This is Mother's Day in the US: a hard day for those who have lost or never had, a joyous day for those who have and are. I send all good thoughts to all of you, and hope the day brings what you need.
I offer, too, a little vignette:
“Mom Mom Mom,” comes the refrain from the table behind her, “Mom Mom Mom.”
She knows without turning around that there are bits of hamburger bun all over the floor thanks to Child Three's investigative spirit and aversion to bread, that Child One is poking Child Two with a spoon, and that they honestly, truly believe their lives will be blighted if they don't have ice cream right this minute right this minute right this minute.
“Hold on,” she says without much hope of it happening. “Give me a second...”
But as she swings open the door of the freezer, her words trail off.
Not her tidy arctic-cold freezer, with Tupperware dishes lined up on the top shelf and the frozen vegetables and main-course protein and boxes of emergency popsicles on the bottom. Not her time.
She reaches inside - not her hand, but her grandmother's, reddened with her afternoon with the wash and knotted with her time pounding the typewriter at the office - and touches the ice-box.

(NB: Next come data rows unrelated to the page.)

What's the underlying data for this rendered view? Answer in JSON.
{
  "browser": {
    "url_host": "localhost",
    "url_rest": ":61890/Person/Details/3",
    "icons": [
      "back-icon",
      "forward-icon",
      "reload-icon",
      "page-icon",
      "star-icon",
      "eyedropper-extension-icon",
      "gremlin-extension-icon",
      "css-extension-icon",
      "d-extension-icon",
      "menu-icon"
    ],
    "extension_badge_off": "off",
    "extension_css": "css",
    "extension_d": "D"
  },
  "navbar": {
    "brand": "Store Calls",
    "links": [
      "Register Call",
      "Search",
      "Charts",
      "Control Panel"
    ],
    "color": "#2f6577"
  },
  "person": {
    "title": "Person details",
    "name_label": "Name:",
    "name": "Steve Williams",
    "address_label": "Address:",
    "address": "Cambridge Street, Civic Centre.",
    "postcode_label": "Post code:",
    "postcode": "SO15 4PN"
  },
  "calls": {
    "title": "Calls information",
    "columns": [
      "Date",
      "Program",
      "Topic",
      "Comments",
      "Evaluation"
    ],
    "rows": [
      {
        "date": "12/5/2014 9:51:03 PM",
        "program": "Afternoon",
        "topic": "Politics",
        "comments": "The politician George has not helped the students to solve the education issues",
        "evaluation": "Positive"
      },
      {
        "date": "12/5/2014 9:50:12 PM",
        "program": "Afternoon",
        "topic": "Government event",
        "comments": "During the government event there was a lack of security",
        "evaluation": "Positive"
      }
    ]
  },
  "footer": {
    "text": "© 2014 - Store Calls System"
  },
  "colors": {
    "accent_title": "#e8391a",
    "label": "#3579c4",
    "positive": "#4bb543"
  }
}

The actual ice-box. The block of ice is already starting to melt, time going into the drip pan and sinking down.
“Mom Mom Mom,” comes the refrain from the kitchen table behind her. These are not her children's voices, but close.
She closes her hand on the milk bottle. It's cool, but not really cold. Her grandmother's ring clinks against the glass --
She jerks her hand back, and time freezes again, arctic, and she's staring at her tidy freezer. The strawberry ice cream is just visible behind the popsicles.
But just for a moment she smells a hot summer kitchen from years before she was born, she feels the weariness and fear and love in her bones.
“Got it,” she says to her children and to those who've gone before her, and she pulls out the ice cream.
............................
May there be respite for everyone today!